I think of her when I watch Mad Men. I went to her house once. The curtains were drawn in the afternoon. It was so dark. The ashtrays overflowed. She was obviously so trapped and depressed in that life. But I remember her smile, and her lipstick and her cat's eye glasses. And that she talked my mom into joining the Dr. Seuss book-of-the-month club for me.


Ginger - Aug 17, 2010 6:54:00 pm PDT #11972 of 28342
"It didn't taste good. It tasted soooo horrible. It tasted like....a vodka martini." - Matilda

My mother says I was born reading. I was what is called a "spontaneous reader." Sometime between 3 and 4, I put what my mother was reading and the marks on the page together. I think the first book I owned was The How and Why Wonderbook of Dinosaurs.

My mother read to us an hour a day and now she wonders why I have all these books.


brenda m - Aug 17, 2010 6:57:57 pm PDT #11973 of 28342
If you're going through hell/keep on going/don't slow down/keep your fear from showing/you might be gone/'fore the devil even knows you're there

The kid books that really stuck with me seem to be ones noone know. Island of the Skink. The Meanest Squirrel I Ever Met. (Both of which I still have. Also Wet Albert about a kid with a raincloud that followed him around. Which I do not still have, and which can't be google searched without a strong stomach.)

Go Dog Go! rocks though.


DavidS - Aug 17, 2010 6:59:26 pm PDT #11974 of 28342
"Look, son, if it's good enough for Shirley Bassey, it's good enough for you."

Go Dog Go! rocks though.

That party in the tree at the end is still my ideal party, narrowly beating out the party in Breakfast at Tiffany's.
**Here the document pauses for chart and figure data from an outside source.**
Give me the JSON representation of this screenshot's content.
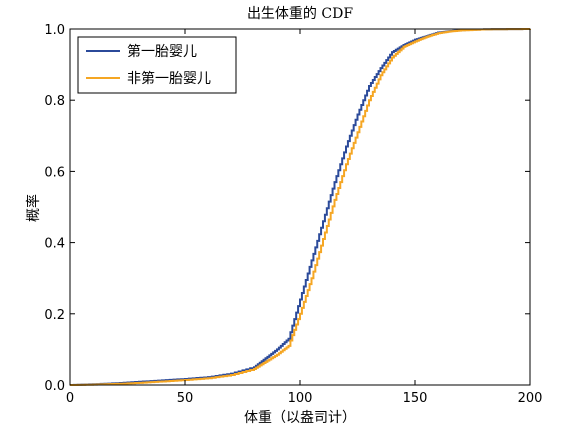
{
  "chart_data": {
    "type": "line",
    "title": "出生体重的 CDF",
    "xlabel": "体重（以盎司计）",
    "ylabel": "概率",
    "xlim": [
      0,
      200
    ],
    "ylim": [
      0.0,
      1.0
    ],
    "xticks": [
      "0",
      "50",
      "100",
      "150",
      "200"
    ],
    "yticks": [
      "0.0",
      "0.2",
      "0.4",
      "0.6",
      "0.8",
      "1.0"
    ],
    "grid": false,
    "legend_position": "top-left",
    "series": [
      {
        "name": "第一胎婴儿",
        "color": "#2b4a9a",
        "x": [
          0,
          10,
          20,
          30,
          40,
          50,
          60,
          70,
          80,
          85,
          90,
          95,
          100,
          105,
          110,
          115,
          120,
          125,
          130,
          135,
          140,
          145,
          150,
          155,
          160,
          165,
          170,
          180,
          200
        ],
        "y": [
          0.0,
          0.002,
          0.005,
          0.009,
          0.013,
          0.017,
          0.022,
          0.032,
          0.05,
          0.075,
          0.1,
          0.13,
          0.24,
          0.35,
          0.46,
          0.57,
          0.67,
          0.76,
          0.84,
          0.89,
          0.935,
          0.955,
          0.97,
          0.98,
          0.99,
          0.994,
          0.997,
          0.999,
          1.0
        ]
      },
      {
        "name": "非第一胎婴儿",
        "color": "#f5a623",
        "x": [
          0,
          10,
          20,
          30,
          40,
          50,
          60,
          70,
          80,
          85,
          90,
          95,
          100,
          105,
          110,
          115,
          120,
          125,
          130,
          135,
          140,
          145,
          150,
          155,
          160,
          165,
          170,
          180,
          200
        ],
        "y": [
          0.0,
          0.001,
          0.003,
          0.006,
          0.01,
          0.014,
          0.019,
          0.028,
          0.045,
          0.065,
          0.085,
          0.11,
          0.2,
          0.3,
          0.41,
          0.52,
          0.62,
          0.71,
          0.8,
          0.87,
          0.92,
          0.95,
          0.965,
          0.978,
          0.988,
          0.993,
          0.996,
          0.999,
          1.0
        ]
      }
    ]
  }
}
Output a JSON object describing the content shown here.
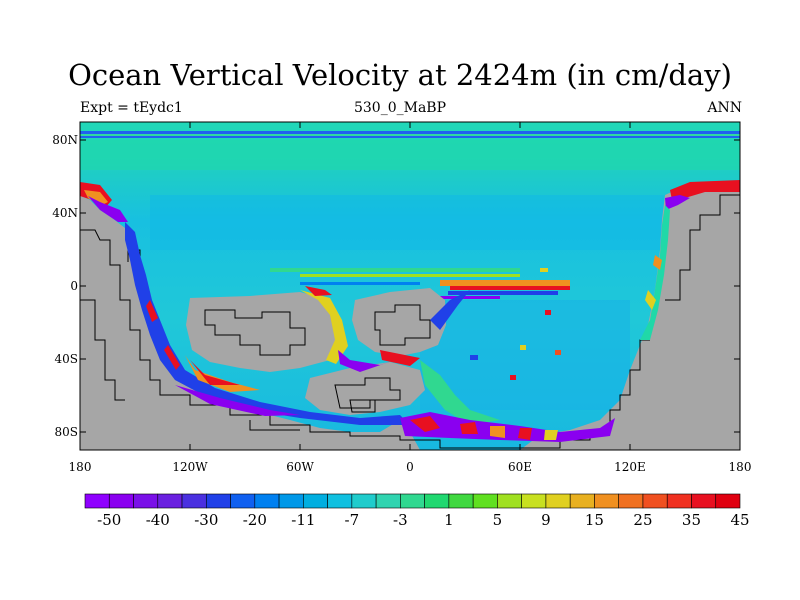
{
  "title": "Ocean Vertical Velocity at 2424m (in cm/day)",
  "subtitle_left": "Expt = tEydc1",
  "subtitle_center": "530_0_MaBP",
  "subtitle_right": "ANN",
  "lat_ticks": [
    "80N",
    "40N",
    "0",
    "40S",
    "80S"
  ],
  "lon_ticks": [
    "180",
    "120W",
    "60W",
    "0",
    "60E",
    "120E",
    "180"
  ],
  "colorbar": {
    "labels": [
      "-50",
      "-40",
      "-30",
      "-20",
      "-11",
      "-7",
      "-3",
      "1",
      "5",
      "9",
      "15",
      "25",
      "35",
      "45"
    ],
    "colors": [
      "#8f00ff",
      "#8a00f0",
      "#7a10e8",
      "#6a20e0",
      "#4a30e0",
      "#2040e8",
      "#1060f0",
      "#0080f0",
      "#0098e8",
      "#00aee0",
      "#10c0e0",
      "#20cccc",
      "#30d4b0",
      "#30d890",
      "#20d870",
      "#40d840",
      "#60e020",
      "#a0e020",
      "#c8e020",
      "#e0d020",
      "#e8b020",
      "#f09020",
      "#f07020",
      "#f05020",
      "#f03020",
      "#e81020",
      "#e00010"
    ]
  },
  "map_colors": {
    "land": "#a6a6a6",
    "ocean_background": "#18c8d8",
    "ocean_band": "#20d8b0",
    "upwelling": "#e80010",
    "downwelling": "#8800f0",
    "coastline": "#000000"
  }
}
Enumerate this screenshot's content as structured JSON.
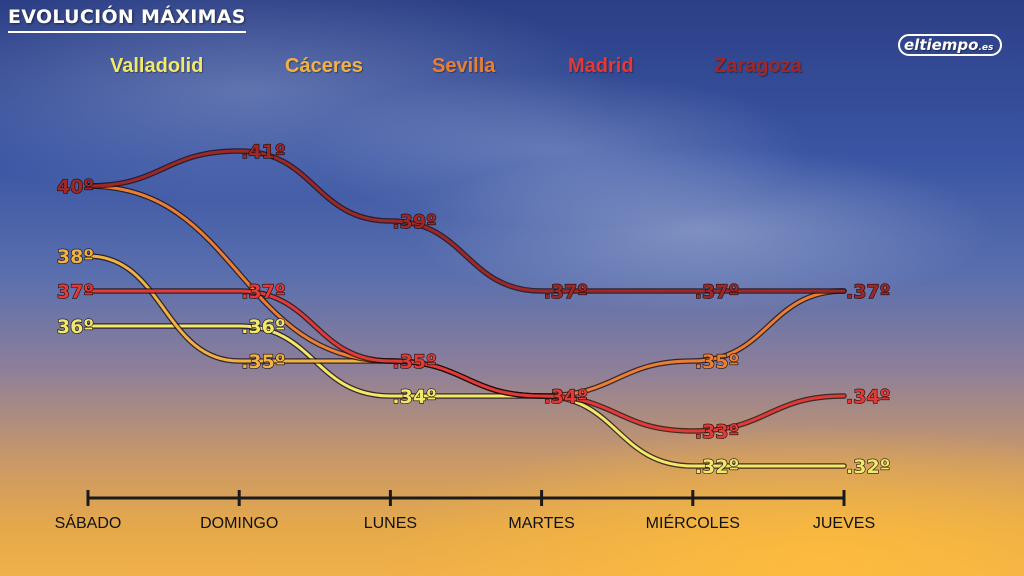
{
  "header": {
    "title": "EVOLUCIÓN MÁXIMAS",
    "logo_text": "eltiempo",
    "logo_suffix": ".es"
  },
  "colors": {
    "Valladolid": "#f0e96a",
    "Cáceres": "#f0b243",
    "Sevilla": "#ea7f34",
    "Madrid": "#e23a36",
    "Zaragoza": "#9e2828",
    "axis": "#1a1a1a"
  },
  "chart_data": {
    "type": "line",
    "title": "EVOLUCIÓN MÁXIMAS",
    "categories": [
      "SÁBADO",
      "DOMINGO",
      "LUNES",
      "MARTES",
      "MIÉRCOLES",
      "JUEVES"
    ],
    "series": [
      {
        "name": "Valladolid",
        "values": [
          36,
          36,
          34,
          34,
          32,
          32
        ]
      },
      {
        "name": "Cáceres",
        "values": [
          38,
          35,
          35,
          34,
          null,
          null
        ]
      },
      {
        "name": "Sevilla",
        "values": [
          40,
          null,
          35,
          34,
          35,
          37
        ]
      },
      {
        "name": "Madrid",
        "values": [
          37,
          37,
          35,
          34,
          33,
          34
        ]
      },
      {
        "name": "Zaragoza",
        "values": [
          40,
          41,
          39,
          37,
          37,
          37
        ]
      }
    ],
    "labels": [
      {
        "series": "Zaragoza",
        "x": "SÁBADO",
        "text": "40º"
      },
      {
        "series": "Zaragoza",
        "x": "DOMINGO",
        "text": "41º"
      },
      {
        "series": "Zaragoza",
        "x": "LUNES",
        "text": "39º"
      },
      {
        "series": "Zaragoza",
        "x": "MARTES",
        "text": "37º"
      },
      {
        "series": "Zaragoza",
        "x": "MIÉRCOLES",
        "text": "37º"
      },
      {
        "series": "Zaragoza",
        "x": "JUEVES",
        "text": "37º"
      },
      {
        "series": "Cáceres",
        "x": "SÁBADO",
        "text": "38º"
      },
      {
        "series": "Madrid",
        "x": "SÁBADO",
        "text": "37º"
      },
      {
        "series": "Valladolid",
        "x": "SÁBADO",
        "text": "36º"
      },
      {
        "series": "Madrid",
        "x": "DOMINGO",
        "text": "37º"
      },
      {
        "series": "Valladolid",
        "x": "DOMINGO",
        "text": "36º"
      },
      {
        "series": "Cáceres",
        "x": "DOMINGO",
        "text": "35º"
      },
      {
        "series": "Madrid",
        "x": "LUNES",
        "text": "35º"
      },
      {
        "series": "Valladolid",
        "x": "LUNES",
        "text": "34º"
      },
      {
        "series": "Madrid",
        "x": "MARTES",
        "text": "34º"
      },
      {
        "series": "Sevilla",
        "x": "MIÉRCOLES",
        "text": "35º"
      },
      {
        "series": "Madrid",
        "x": "MIÉRCOLES",
        "text": "33º"
      },
      {
        "series": "Valladolid",
        "x": "MIÉRCOLES",
        "text": "32º"
      },
      {
        "series": "Madrid",
        "x": "JUEVES",
        "text": "34º"
      },
      {
        "series": "Valladolid",
        "x": "JUEVES",
        "text": "32º"
      }
    ],
    "xlabel": "",
    "ylabel": "",
    "ylim": [
      32,
      41
    ],
    "grid": false,
    "legend_position": "top"
  }
}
Consuela - Aug 17, 2010 7:15:03 pm PDT #11975 of 28342
We are Buffistas. This isn't our first apocalypse. -- Pix

I just bought Go Dog Go for my toddler niece, along with Are You My Mother?. It was fun to pass on the love.

... isn't it about time for Mockingjay to be out?

Megan, you should also be reading Scott Westerfeld for YA: his Uglies series is just excellent. I hear Leviathan is also good but it's for a younger audience. Also Graceling by Kristin Cashore was a big hit with my teenage niece.

And I really enjoyed Kenneth Oppel's two steampunky boys-own adventure novels, Airborn and Skybreaker. ... oh, neat, according to Amazon, he wrote a third! Excellent!


megan walker - Aug 17, 2010 7:41:41 pm PDT #11976 of 28342
"What kind of magical sunshine and lollipop world do you live in? Because you need to be medicated."-SFist

Megan, you should also be reading Scott Westerfeld for YA: his Uglies series is just excellent.

Yes. Also because my niece likes them. I'm so glad she's on Goodreads so I know what she likes and what she's already read.

Mockingjay is out next week I think.


megan walker - Aug 17, 2010 7:45:53 pm PDT #11977 of 28342
"What kind of magical sunshine and lollipop world do you live in? Because you need to be medicated."-SFist

BTW, Consuela, thanks for the TWTWB recommendation way back when. Very fun.